If I were in need of a dissertation topic*, I’d seriously consider an examination of online social networking. It is sociologically fascinating to me: a quasi-anonymous environment populated by physically isolated (from each other, that is) individuals who divulge their innermost—and often passive-aggressive—thoughts (via status updates and memes, for example), skeletons on the closet (e.g., digital scans of high-school photos from one’s “big hair” days), and random musings in a place that feels private but is actually quite public. Some of the things I see on Facebook leave me shouting, “TMI! TMI!” and wanting to wash my eyeballs afterward.**
But through Facebook I have learned some interesting things about some of my friends. It’s enabled me to maintain contact with some people who live far away from me and to renew contact with some people from my past. That second category is a tricky one, though, since whenever I get a friend request from someone I knew long ago but haven’t heard from in a long time, I remind myself that there’s a reason why we didn’t stay in touch***. Sometimes people drift apart; sometimes the only common ground they have is attendance at the same school.
Facebook is a huge time suck. Updates to status blurbs, posted items, comments on other peoples’ stuff—all of that fills me with a sense of urgency. For a while I felt like I had to check Facebook a gazillion times a day just to keep up. I didn’t want to miss out on any of the inside jokes or shared moments, especially since so many of these online interactions become part of a pool of shared knowledge that is referenced during in-person encounters and shapes them.
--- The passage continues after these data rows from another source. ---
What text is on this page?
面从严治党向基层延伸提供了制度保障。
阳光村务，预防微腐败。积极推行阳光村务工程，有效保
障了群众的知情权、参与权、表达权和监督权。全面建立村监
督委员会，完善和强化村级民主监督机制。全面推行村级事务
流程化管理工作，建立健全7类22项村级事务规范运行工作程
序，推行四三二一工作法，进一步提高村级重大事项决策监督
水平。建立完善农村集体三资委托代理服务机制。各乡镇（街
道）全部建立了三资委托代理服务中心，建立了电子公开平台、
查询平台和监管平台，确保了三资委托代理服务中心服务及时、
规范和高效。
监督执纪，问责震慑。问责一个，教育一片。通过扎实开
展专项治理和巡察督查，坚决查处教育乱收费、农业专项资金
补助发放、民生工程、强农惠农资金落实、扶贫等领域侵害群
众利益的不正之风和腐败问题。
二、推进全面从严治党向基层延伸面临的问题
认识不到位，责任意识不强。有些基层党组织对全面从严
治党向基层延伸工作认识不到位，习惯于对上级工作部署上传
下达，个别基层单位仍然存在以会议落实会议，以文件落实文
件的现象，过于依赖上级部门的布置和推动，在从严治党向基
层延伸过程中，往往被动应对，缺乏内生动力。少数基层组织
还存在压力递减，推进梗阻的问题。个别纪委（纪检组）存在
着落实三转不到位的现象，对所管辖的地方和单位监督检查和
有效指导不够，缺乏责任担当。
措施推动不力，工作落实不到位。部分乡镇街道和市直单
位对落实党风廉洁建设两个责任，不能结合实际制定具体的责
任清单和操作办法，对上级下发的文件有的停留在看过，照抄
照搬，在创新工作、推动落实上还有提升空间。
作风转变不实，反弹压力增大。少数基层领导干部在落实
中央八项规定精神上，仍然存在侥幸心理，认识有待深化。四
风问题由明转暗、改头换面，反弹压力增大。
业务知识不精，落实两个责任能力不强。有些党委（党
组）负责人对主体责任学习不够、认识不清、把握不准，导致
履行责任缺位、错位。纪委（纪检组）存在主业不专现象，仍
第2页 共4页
For me, Facebook became oppressive. Not only did I feel like I was on an information treadmill, but I was putting so much energy there that I didn’t have much left for blogging or correspondence. It’s too easy for me to dash off a quick comment there rather than put the effort and thought into the more substantial writing that I want to give some topics. (So yeah, I am staying far, far away from Twitter. No tweets for me!)
N.B.: I am not dissing Facebook or the people who use it. Rather, I’ve been thinking about what I want from social interactions and find that Facebook is not my primary outlet for these things. It has its uses for me, though. I’ll still keep up with Facebook, just not nearly as frequently or intensively as before. This slowing down feels right to me.****
—————
*Which I’m not. One is enough, thankyouverymuch.
**For an interesting discussion of this, take a look at this recent Time article, “25 Things I Didn’t Want to Know About You,” about a Facebook meme that’s been making the rounds for the past few weeks. My favorite is this one: “23. My friends say that when they shave my back, I purr like a walrus.”
***So far I’ve accepted all friend requests I’ve received from people from my way-back past, mostly because I don’t want to hurt anyone’s feelings. But every time I do this, I feel like I am contributing to the redefining of the word friend—and not in a good way. I believe I have many acquaintances but not a huge number of true friends. On Facebook, though, everyone is a friend. This bothers me somehow.
****Wow, look at all the footnotes here. I have read way too much academic writing. At least the footnotes here haven’t rebelled, as they did in Robert Grudin’s very excellent Book (which was published, incidentally, many years before Whoopi Goldberg’s famous memoir of the same title), in which the footnotes actually take over a chapter.